THE DRINKS BUSINESS | Does the Asia market spell trouble for Moët?
Moët & Chandon faces competition from Chinese rival Changyu, which has seen a growth spurt while Moët’s sales have dipped, db discovers.
Although Moët & Chandon and Changyu are not direct competitors within the same category (sparkling wine), they are both fighting for share within the Asian fine wine market, and while Moët has historically held a bigger slice of the pie in value terms, things might be changing.
The trajectory of Changyu Pioneer Wine Company is rocketing, with the company’s value increasing by a third in just 12 months (2022-2023). The Chinese drinks firm is now valued at £946 million, just shy of the LVMH-owned Moët & Chandon, which is worth £1 billion following a 10% slide in sales this year.
Moët & Chandon’s falling sales saw its Dom Perignon brand plummet from 6th position to 48th in this year’s Power 100 Fine List, just released by global marketplace Liv-ex.
Meanwhile, Changyu has been quietly amassing vineyard space and now owns 20,000ha of land in China compared with Moët & Chandon’s 1,190ha in Champagne.
Founded by Zhang Bishi in 1892, Changyu is thought to be China’s oldest wine producer, with Bishi having imported more than 500,000 vines from Europe and the US to begin the business.

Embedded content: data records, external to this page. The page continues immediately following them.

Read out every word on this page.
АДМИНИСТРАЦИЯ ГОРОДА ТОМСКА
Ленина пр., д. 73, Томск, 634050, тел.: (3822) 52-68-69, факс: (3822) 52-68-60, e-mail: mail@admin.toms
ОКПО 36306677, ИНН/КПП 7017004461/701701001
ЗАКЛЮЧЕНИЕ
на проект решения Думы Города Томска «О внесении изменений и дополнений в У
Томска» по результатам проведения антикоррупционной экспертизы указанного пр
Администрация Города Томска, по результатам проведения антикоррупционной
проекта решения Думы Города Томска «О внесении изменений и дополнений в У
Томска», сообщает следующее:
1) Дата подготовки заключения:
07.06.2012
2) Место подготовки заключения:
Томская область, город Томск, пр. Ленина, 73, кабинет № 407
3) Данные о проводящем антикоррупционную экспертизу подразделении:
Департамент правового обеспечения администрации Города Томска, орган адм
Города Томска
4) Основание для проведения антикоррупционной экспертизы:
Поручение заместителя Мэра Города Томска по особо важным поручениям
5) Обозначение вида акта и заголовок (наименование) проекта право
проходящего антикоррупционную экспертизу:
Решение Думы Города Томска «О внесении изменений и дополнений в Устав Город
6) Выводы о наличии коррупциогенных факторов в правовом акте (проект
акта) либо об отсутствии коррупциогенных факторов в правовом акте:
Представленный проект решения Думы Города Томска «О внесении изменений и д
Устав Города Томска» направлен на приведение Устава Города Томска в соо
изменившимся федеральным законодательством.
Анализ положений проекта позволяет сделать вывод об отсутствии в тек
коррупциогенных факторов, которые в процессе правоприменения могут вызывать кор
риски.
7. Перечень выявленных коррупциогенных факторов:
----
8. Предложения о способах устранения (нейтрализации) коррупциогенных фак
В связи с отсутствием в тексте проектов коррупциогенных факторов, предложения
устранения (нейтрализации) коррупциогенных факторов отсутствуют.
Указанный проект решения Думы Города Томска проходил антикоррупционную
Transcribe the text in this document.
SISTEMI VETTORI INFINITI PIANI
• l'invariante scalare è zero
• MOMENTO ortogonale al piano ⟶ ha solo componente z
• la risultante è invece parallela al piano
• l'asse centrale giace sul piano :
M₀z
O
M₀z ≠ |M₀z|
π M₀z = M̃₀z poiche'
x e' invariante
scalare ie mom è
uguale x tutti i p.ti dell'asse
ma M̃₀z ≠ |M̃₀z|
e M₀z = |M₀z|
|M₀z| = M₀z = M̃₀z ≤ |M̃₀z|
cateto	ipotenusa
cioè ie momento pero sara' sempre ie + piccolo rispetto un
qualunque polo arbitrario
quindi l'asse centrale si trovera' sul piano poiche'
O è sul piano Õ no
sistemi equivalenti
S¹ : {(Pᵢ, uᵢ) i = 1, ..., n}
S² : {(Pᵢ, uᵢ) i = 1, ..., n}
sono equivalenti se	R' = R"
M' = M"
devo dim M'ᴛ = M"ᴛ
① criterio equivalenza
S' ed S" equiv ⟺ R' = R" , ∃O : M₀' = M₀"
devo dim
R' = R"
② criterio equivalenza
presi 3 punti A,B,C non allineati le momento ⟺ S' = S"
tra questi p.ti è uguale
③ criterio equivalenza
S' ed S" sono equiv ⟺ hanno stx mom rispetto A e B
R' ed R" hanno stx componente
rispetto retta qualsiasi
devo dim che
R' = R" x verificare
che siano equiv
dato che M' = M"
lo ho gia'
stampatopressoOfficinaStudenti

It is also China’s largest wine company, and growing.
The Chinese producer’s bread and butter is its Changyu Moser XV red, developed with Austrian winemaker Lenz Moser, which one critic described as “a tannic beast of a wine that hits you round the chops”. The Cabernet/Merlot blend is made from vines grown in Ningxia (Yinchuan province) and sits alongside a white and a Gran Vin in the range. Changyu also produces a Golden Ice Wine.